JawaPos.com - Ketua DPRD DKI mengaku kecewa dampak gangguan layanan Bank DKI. Sebab, dirinya tidak bisa menggunakan layanan bank tersebut, sementara gajinya disalurkan melalui bank tersebut.
’’Kecewa, ya kecewalah. Saya nggak bisa transfer. Akhirnya, saya minta tolong anak saya untuk transfer. Tapi, jangan karena kekecewaan, kemudian kita mau mengosongkan rekening. Itu kan aset kita,’’ terang Ketua DPRD DKI Khoirudin.
Meski begitu, dia yakin Gubernur DKI Pramono Anung akan menyelesaikan masalah Bank DKI tersebut. ’’Hari ini, pak gubernur rapat menyikapi itu semua. Pasti akan dicari dan diselesaikan penyebabnya. Meskipun, sangat kami sayangkan juga, saat momen orang membutuhkan layanan bank online, namun Bank DKI mengalami permasalahan. Mudah-mudahan bisa selesai,’’ imbuhnya.
Hal senada juga disampaikan Wakil Ketua DPRD DKI Ima Mahdiah. Dia merasa kecewa karena gangguan layanan Bank DKI. ’’Pasti kecewa, karena saya merasakan sendiri. Gaji nggak bisa dipakai. Staf-staf saya juga mau gajian susah karena nggak bisa transfer,’’ ujar Ima.
Karena itu, Ima menyebutkan, Pemprov DKI bisa memanfaatkan momen itu untuk berbenah dengan bersih-bersih di Bank DKI. ’’Mas Pram dan Bang Doel bisa langsung bersih-bersih. Saya sebagai Wakil Ketua DPRD DKI sangat mendukung adanya perombakan, mana yang bisa kerja, mana yang nggak bisa kerja,’’ katanya.
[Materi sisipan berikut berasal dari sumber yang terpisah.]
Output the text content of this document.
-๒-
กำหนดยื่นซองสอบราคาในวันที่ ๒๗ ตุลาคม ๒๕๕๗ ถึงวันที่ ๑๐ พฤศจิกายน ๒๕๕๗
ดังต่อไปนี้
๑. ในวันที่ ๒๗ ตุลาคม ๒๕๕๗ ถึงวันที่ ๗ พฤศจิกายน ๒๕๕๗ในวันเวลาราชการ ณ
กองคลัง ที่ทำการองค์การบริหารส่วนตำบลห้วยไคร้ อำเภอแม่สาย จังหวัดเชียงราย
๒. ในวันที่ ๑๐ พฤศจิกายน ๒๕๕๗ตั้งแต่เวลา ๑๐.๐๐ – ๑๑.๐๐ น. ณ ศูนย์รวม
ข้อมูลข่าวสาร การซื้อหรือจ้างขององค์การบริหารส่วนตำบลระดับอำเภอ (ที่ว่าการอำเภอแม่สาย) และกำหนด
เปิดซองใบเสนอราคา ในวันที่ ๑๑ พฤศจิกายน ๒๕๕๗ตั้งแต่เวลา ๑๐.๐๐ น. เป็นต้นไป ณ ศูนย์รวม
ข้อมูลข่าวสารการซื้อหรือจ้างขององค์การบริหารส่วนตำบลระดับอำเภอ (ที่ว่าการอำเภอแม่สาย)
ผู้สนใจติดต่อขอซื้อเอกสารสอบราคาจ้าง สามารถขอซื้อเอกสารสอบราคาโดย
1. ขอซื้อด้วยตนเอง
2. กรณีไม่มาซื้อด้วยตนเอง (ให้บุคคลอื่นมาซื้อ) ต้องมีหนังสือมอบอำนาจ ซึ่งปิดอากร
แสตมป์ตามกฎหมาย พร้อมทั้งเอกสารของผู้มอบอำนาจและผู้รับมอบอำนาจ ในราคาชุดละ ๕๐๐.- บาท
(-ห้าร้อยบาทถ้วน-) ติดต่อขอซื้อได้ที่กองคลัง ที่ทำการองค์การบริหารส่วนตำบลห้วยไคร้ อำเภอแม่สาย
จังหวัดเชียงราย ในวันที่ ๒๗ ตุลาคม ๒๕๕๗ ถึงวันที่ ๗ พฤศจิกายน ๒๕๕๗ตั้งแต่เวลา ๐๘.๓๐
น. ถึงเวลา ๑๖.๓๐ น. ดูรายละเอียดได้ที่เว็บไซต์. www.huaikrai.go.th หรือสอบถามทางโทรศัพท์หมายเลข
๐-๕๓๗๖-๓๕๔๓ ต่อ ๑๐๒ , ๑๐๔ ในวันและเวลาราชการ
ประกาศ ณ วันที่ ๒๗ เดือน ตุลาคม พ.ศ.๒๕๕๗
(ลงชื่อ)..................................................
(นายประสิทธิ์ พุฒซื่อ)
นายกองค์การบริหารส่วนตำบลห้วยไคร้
Dalam kesempatan itu, Ima juga mengungkapkan ada ribuan penerima KJP tahun 2024 yang belum menerima dana bantuan karena ATM Bank DKI belum dicetak. ’’Bahkan, tadi pun saya ngobrol dengan beberapa orang KJP di tahun 2024 saja, yang tahap kedua itu masih ada 95 ribu lagi yang belum dicetak ATM-nya. Jadi belum dapat undangan, yang seharusnya 95 ribu orang itu sudah bisa mendapatkan dana dari KJP tersebut,’’ terangnya.